Machine Learning Progress

Published by Scott Jenkins on

In this post, I write in reflection of the Machine Learning course I finished this week, and demonstrate how I was able to use some of this content to build a more accurate regression model for predicting house prices.

Machine Learning Course 

Andrew Ng’s Coursera Machine Learning course is widely acclaimed by the data science community. On the positivity of reviews alone, I decided to devote some lockdown time to its study.

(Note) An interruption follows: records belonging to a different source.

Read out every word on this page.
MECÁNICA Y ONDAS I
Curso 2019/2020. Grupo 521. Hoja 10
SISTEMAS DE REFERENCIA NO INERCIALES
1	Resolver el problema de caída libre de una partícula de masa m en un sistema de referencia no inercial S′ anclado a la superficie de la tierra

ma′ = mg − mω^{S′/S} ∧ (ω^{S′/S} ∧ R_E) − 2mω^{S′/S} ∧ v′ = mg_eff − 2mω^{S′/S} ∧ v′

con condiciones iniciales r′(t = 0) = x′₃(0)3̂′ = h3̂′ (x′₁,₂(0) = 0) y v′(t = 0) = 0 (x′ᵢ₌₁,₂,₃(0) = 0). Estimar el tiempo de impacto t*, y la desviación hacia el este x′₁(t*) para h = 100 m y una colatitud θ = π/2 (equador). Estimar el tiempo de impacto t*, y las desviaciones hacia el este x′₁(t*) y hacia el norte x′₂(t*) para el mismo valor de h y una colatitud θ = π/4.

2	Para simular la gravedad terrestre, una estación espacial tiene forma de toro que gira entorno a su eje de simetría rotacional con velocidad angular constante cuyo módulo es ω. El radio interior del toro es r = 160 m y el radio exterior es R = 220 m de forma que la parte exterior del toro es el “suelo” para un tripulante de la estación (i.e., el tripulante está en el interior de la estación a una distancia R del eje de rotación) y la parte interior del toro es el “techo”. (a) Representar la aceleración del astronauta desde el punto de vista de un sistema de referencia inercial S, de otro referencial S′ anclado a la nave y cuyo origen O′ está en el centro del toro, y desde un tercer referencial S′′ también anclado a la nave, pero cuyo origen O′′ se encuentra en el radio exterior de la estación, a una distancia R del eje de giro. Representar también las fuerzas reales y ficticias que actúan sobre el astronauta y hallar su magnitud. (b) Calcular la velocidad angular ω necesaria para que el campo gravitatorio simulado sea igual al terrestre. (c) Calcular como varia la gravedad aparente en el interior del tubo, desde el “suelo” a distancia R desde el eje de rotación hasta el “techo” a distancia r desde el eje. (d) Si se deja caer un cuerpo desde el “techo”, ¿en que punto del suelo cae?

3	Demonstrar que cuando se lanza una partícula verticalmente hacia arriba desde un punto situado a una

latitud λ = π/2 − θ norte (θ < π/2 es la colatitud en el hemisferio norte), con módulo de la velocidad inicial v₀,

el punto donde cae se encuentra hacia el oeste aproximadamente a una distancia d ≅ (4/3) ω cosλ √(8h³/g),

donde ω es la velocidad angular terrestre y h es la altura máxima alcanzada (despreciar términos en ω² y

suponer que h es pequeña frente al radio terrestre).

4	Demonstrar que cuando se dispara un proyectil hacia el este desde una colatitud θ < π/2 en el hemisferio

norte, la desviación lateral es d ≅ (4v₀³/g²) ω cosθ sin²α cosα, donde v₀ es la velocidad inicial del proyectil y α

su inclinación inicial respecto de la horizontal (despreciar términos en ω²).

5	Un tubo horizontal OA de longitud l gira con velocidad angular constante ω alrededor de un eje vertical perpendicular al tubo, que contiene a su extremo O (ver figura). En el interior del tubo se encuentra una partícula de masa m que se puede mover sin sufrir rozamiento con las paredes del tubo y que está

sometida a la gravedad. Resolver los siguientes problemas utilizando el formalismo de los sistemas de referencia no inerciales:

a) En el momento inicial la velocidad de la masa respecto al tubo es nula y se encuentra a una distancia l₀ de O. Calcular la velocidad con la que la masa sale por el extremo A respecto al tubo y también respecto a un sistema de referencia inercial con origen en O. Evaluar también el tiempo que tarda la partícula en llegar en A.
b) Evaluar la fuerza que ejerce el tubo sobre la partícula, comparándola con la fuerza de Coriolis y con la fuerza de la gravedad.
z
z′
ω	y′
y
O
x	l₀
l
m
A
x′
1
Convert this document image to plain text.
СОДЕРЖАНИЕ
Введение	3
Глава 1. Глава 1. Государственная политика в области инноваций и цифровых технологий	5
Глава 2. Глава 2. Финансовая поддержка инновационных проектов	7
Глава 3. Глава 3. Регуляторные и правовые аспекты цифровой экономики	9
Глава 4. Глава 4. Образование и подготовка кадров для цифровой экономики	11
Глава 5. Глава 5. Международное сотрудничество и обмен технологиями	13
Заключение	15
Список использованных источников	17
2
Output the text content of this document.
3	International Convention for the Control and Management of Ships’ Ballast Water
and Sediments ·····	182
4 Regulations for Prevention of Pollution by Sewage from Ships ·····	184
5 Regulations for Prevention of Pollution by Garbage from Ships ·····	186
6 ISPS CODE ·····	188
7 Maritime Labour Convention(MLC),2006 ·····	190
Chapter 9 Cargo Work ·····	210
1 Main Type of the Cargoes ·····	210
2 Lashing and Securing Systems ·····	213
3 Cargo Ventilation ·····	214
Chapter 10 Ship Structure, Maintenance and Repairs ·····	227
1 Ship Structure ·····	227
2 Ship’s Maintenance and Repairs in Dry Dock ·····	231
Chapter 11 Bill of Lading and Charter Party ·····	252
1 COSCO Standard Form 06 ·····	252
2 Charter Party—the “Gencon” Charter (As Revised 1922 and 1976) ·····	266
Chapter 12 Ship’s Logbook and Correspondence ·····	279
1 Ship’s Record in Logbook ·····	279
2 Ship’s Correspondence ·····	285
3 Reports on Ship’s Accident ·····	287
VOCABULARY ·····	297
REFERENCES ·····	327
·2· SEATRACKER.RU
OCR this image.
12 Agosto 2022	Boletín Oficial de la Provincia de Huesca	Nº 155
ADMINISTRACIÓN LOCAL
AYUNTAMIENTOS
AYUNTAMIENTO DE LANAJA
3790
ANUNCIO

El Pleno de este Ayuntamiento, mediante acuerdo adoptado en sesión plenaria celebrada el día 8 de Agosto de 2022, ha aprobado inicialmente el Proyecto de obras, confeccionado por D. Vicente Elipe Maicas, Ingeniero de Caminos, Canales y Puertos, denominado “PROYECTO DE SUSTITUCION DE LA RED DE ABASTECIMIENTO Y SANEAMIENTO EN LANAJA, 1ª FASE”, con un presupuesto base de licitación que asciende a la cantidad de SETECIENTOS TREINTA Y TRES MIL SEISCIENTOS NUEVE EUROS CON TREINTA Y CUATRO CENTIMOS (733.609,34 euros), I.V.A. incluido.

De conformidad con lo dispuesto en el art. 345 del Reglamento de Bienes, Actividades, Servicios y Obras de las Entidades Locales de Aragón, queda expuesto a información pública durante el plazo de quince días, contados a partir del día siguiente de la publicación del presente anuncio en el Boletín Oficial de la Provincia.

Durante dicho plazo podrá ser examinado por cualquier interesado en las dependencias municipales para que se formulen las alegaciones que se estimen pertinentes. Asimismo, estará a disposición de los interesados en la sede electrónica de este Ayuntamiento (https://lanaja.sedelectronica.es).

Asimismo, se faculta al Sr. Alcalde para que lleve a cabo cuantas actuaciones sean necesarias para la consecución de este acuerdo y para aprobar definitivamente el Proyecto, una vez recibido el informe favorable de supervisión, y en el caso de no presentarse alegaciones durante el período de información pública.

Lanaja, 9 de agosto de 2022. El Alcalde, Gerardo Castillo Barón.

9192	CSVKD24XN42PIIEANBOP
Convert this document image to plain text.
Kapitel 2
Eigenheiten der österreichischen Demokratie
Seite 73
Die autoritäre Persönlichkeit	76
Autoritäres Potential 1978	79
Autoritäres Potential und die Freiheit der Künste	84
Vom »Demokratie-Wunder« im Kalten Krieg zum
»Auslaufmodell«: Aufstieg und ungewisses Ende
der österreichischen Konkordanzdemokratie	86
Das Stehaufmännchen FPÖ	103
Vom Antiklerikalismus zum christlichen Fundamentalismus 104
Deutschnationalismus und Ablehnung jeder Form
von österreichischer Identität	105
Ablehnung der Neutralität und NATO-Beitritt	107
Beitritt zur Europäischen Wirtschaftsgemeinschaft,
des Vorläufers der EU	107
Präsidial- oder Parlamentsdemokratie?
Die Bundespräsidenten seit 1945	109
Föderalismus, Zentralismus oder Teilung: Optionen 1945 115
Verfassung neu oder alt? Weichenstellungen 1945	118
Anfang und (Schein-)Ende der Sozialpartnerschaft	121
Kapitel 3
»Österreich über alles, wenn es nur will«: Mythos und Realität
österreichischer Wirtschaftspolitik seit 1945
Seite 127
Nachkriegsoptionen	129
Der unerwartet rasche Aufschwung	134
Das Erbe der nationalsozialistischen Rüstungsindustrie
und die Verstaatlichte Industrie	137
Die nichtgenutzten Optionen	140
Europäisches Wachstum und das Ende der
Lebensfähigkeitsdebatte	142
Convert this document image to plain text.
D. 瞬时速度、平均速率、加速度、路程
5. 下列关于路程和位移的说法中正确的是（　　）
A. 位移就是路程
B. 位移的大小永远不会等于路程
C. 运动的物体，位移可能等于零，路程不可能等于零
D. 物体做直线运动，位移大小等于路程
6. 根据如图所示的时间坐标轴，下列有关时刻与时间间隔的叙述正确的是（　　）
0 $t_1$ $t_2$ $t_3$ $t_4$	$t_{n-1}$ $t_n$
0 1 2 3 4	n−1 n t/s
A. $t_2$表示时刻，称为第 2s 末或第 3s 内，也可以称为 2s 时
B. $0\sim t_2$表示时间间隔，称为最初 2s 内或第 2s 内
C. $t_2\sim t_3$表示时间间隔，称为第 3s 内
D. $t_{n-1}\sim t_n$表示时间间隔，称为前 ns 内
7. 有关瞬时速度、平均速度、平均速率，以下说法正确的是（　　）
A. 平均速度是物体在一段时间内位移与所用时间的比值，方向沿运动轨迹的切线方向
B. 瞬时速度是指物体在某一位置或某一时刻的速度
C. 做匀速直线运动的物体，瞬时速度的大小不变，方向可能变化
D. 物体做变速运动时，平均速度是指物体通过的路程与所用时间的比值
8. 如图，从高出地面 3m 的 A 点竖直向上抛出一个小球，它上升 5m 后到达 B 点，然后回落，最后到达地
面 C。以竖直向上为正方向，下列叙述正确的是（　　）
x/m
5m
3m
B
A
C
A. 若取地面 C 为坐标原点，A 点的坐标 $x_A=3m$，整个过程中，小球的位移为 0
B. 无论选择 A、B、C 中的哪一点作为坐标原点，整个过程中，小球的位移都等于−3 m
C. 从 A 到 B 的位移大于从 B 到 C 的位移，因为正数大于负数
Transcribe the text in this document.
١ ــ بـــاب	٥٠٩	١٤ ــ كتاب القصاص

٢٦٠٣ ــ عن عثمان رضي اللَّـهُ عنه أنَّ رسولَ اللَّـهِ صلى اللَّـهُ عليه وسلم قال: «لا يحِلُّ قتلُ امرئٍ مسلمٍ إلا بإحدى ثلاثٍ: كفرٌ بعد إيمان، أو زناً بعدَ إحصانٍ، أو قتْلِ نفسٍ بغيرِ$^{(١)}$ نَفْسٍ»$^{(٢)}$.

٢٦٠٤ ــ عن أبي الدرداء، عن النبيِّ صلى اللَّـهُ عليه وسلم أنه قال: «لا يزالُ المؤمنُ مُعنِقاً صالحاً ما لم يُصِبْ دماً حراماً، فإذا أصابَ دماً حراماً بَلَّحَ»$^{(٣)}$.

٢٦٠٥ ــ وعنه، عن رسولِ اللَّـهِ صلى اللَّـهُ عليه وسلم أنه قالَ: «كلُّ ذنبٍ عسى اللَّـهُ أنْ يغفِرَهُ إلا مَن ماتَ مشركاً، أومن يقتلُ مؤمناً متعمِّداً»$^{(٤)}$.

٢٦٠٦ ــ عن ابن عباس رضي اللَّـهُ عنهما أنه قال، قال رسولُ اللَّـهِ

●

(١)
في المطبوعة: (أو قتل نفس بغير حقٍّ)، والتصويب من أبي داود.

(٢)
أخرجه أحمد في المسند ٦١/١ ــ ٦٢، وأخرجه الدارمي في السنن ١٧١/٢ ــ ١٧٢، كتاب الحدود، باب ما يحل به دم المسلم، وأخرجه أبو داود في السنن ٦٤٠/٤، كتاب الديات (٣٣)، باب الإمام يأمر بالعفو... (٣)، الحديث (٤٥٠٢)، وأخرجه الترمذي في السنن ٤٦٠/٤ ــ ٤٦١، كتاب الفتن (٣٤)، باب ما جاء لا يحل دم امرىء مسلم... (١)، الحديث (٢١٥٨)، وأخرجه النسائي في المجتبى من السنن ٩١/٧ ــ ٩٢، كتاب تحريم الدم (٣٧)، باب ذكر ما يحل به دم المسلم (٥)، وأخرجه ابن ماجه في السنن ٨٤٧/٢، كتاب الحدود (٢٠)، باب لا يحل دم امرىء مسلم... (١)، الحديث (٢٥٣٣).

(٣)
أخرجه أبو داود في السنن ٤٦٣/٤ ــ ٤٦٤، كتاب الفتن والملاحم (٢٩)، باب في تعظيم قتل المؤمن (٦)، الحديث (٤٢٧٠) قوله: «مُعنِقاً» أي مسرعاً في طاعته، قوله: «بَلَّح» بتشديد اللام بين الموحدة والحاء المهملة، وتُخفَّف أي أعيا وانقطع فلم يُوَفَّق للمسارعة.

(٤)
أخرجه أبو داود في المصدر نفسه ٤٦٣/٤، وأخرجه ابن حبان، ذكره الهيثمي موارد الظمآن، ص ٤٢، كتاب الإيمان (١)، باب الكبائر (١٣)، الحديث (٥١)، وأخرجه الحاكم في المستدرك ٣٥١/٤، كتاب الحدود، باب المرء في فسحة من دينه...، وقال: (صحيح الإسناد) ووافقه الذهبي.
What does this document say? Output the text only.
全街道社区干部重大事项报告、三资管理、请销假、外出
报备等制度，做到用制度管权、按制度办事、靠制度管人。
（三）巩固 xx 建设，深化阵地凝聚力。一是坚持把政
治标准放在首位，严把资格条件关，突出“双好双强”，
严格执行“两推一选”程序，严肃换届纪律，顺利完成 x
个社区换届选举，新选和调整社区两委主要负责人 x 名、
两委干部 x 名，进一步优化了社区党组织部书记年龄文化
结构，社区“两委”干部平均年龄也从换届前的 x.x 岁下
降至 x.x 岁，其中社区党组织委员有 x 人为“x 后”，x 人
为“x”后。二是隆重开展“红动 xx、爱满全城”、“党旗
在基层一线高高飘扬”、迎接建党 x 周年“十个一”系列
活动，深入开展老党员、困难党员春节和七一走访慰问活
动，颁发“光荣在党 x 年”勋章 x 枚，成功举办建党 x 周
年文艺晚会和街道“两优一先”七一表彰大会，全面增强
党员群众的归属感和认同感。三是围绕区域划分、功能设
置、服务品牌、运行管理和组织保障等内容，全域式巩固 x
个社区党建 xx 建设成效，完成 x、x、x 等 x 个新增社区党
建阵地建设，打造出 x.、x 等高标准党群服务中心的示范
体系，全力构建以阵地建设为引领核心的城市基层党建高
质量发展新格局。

The 56 hour course is chunked into 11 topics, which I tackled at roughly 2 a week. The course covers both supervised and unsupervised learning, as well as recommended practices for machine learning implementation. It was assessed through programming assignments in GNU Octave and online quizzes.

Topics covered include:

  • Linear Regression 
  • Logistic Regression
  • Regularisation
  • Neural Networks
  • Bias/Variance Theory
  • Support Vector Machines
  • Dimensionality Reduction
  • Collaborative Filtering Recommendation System

Taking notes throughout the course felt a lot like returning to university, only with the delight of not having to sit an exam at the end! Having recently skim read my old Matlab notes, I didn’t have much trouble with the Octave programming exercises and found them fairly hand-holding. Whilst this is perhaps best for an online course with no face to face support, I was keen to concurrently apply some of the content in Python.

Kaggle House Prices

Since Regression was the first topic in the course, I decided to pick out a regression competition on Kaggle. This House Price Prediction problem (LINK) looked perfect. Dozens of features would allow me to practice cleaning, feature engineering, and particularly, my new knowledge of the Bias-Variance tradeoff and parameter regularisation. I have uploaded my Jupyter notebook to GitHub.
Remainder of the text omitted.